Courant Institute and the Flatiron Institute
Lilian and George Lyttle Professor of Applied Mathematics
Professor of Mathematics, Neural Science, and Mechanical Engineering
Co-Director, Applied Mathematics Laboratory at the Courant Institute
Director, Center for Computational Biology at the Flatiron Institute
Talk Title: The dynamics of organelle positioning and scaling inside of living cells
Abstract: Within cells, centrosomes are mobile nucleating sites for arrays of growing and disassembling microtubules. The centrosomal array is an adaptable and fundamental force-bearing and force-producing structure used by cells to, for example, move nuclei and spindles into their proper places as the cell moves towards cell division. I'll discuss mathematical models of coarse-grained centrosomal arrays and and their interaction with molecular motors and the cellular geometry. This takes the form of ODEs for centrosome position driven by an integral coupling to surface density fields of motor-binding probability. I'll talk about the model's interesting mathematical structure and what dynamics it predicts for simple cellular geometries. I'll then show that in more complex settings the model can quantitatively predict how cellular nuclei, through their mechanical coupling to centrosomal arrays, migrate and move together into so-called "proper position" to form a spindle before cell division, and how the model predicts the scaling of spindle length across large changes in cell size.

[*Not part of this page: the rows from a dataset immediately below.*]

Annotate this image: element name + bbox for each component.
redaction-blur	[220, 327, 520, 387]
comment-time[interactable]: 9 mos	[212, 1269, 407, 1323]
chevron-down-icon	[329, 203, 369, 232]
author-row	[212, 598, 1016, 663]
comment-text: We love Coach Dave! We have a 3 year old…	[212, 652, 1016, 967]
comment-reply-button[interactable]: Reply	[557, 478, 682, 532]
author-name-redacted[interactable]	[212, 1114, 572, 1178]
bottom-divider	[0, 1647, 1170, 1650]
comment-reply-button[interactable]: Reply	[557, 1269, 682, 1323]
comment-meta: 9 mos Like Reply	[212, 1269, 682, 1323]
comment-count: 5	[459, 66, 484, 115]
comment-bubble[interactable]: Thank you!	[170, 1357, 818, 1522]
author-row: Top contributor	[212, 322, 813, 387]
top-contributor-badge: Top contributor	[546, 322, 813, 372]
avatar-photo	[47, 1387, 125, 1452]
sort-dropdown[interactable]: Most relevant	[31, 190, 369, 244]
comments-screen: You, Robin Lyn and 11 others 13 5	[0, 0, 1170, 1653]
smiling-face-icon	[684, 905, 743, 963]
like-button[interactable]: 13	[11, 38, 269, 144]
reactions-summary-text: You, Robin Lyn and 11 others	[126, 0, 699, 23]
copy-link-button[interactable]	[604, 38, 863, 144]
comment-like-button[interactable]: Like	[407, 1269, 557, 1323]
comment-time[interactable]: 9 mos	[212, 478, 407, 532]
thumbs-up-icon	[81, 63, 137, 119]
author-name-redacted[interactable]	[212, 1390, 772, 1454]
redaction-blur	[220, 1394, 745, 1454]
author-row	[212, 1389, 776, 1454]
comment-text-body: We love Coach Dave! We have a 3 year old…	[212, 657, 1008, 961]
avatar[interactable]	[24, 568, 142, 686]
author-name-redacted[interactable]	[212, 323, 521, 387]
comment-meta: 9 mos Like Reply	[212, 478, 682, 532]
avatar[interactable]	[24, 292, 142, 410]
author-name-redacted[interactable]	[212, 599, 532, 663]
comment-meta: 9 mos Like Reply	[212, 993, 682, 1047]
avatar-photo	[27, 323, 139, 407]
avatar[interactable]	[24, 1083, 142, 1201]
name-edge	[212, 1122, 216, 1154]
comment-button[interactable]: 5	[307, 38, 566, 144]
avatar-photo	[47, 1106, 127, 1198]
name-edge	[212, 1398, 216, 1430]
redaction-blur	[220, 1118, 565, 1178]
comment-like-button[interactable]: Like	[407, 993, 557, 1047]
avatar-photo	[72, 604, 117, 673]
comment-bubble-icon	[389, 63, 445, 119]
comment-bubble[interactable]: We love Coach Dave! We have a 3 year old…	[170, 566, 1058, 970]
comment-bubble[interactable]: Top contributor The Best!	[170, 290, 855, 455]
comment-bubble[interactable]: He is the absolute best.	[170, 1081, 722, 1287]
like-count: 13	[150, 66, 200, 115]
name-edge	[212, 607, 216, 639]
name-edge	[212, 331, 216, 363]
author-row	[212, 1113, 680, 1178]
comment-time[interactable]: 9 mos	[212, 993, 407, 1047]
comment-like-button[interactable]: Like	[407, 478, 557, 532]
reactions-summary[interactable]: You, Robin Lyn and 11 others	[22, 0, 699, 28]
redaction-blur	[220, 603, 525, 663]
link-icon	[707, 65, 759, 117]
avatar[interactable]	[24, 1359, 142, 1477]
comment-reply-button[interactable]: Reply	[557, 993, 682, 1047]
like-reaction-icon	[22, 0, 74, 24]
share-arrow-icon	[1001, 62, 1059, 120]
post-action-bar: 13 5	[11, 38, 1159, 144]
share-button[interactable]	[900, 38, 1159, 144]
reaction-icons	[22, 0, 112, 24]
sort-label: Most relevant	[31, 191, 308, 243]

Bio: Dr. Michael J. Shelley is an applied mathematician who works on the modeling and simulation of complex systems arising in physics and biology. He is the Lyttle Professor of Applied Mathematics at the Courant Institute, co-founder of the Courant Institute's Applied Mathematics Lab, and is the Director of the Center for Computational Biology at the Flatiron Institute. He holds a B.A. in mathematics from the University of Colorado and a Ph.D. in applied mathematics from the University of Arizona. He was a postdoctoral researcher at Princeton University and a member of the mathematics faculty at the University of Chicago before joining NYU. Shelley has received the François Frenkiel Award from the American Physical Society and the Julian Cole Lectureship from the Society for Industrial and Applied Mathematics, and he is a Fellow of both societies. He is also a Fellow of the American Academy of Arts and Sciences and a member of the National Academy of Sciences.